Introducción
Uno de los cuentos populares rusos más hermosos y célebres, recogido por Aleksandr Afanásiev: la historia de una huérfana bondadosa que triunfa sobre la crueldad gracias a la bondad, el trabajo y un talismán mágico. Al morir, la madre de Vasilisa le deja su bendición y una pequeña muñeca, con un consejo que decidirá su vida: «guárdala siempre contigo, pero no se la muestres a nadie… dale de comer y pídele consejo».

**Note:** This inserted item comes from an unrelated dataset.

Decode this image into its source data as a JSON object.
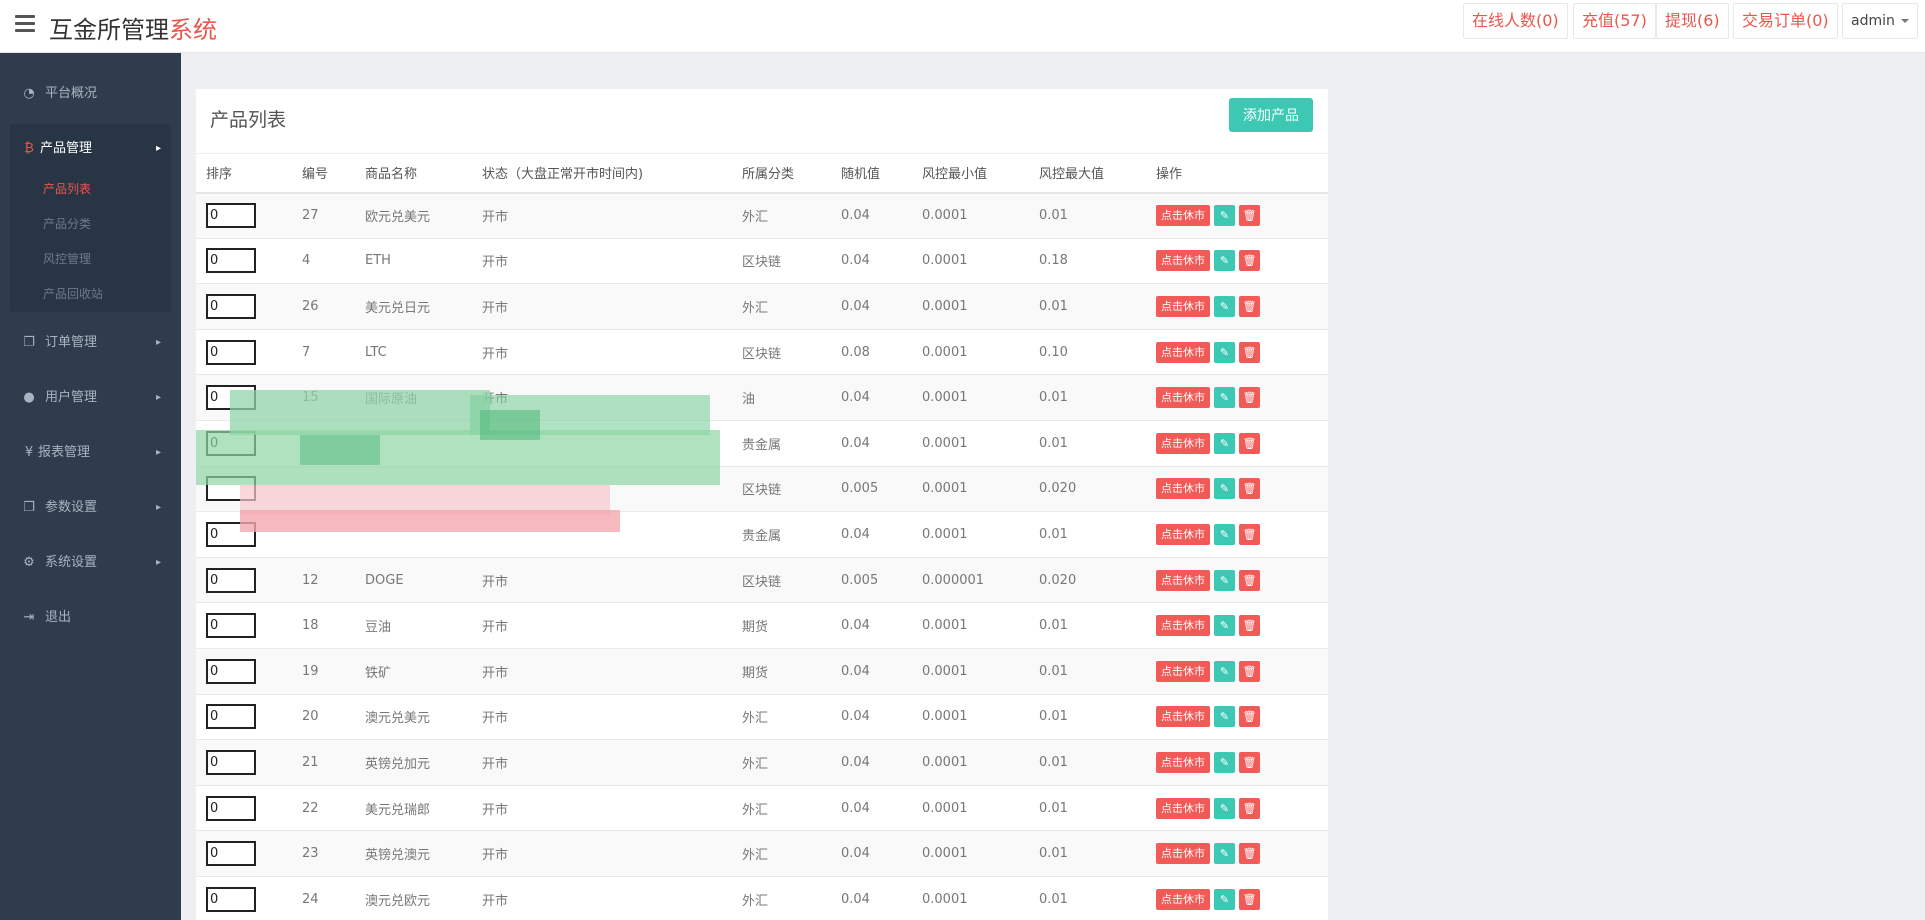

El padre vuelve a casarse, y la madrastra y sus dos hijas someten a Vasilisa a toda clase de humillaciones y trabajos, pero la muñeca —a la que alimenta en secreto— realiza por ella las tareas y la protege. Un día, para deshacerse de la muchacha, la madrastra la envía al bosque a pedir fuego a Baba Yagá, la temible bruja «que se comía a los hombres como si fueran aves». En su cabaña sobre patas de gallina, la bruja impone a Vasilisa trabajos imposibles bajo amenaza de muerte; pero, con la ayuda de la muñeca, la niña los cumple todos.
Baba Yagá, al saber que la protege la bendición de su madre, la deja marchar y le entrega una calavera con los ojos ardientes. De vuelta a casa, aquel fuego sobrenatural reduce a cenizas a la madrastra y a sus hijas malvadas. Libre al fin, Vasilisa se instala en la ciudad y teje y cose telas y camisas de belleza prodigiosa que llegan a manos del Zar; este, prendado de ella, la toma por esposa. Y la muñeca, fiel hasta el final, «siempre permaneció en su bolsillo». «Vasilisa la Bella» es una joya del folclore, sobre la bondad recompensada y la fuerza del amor materno.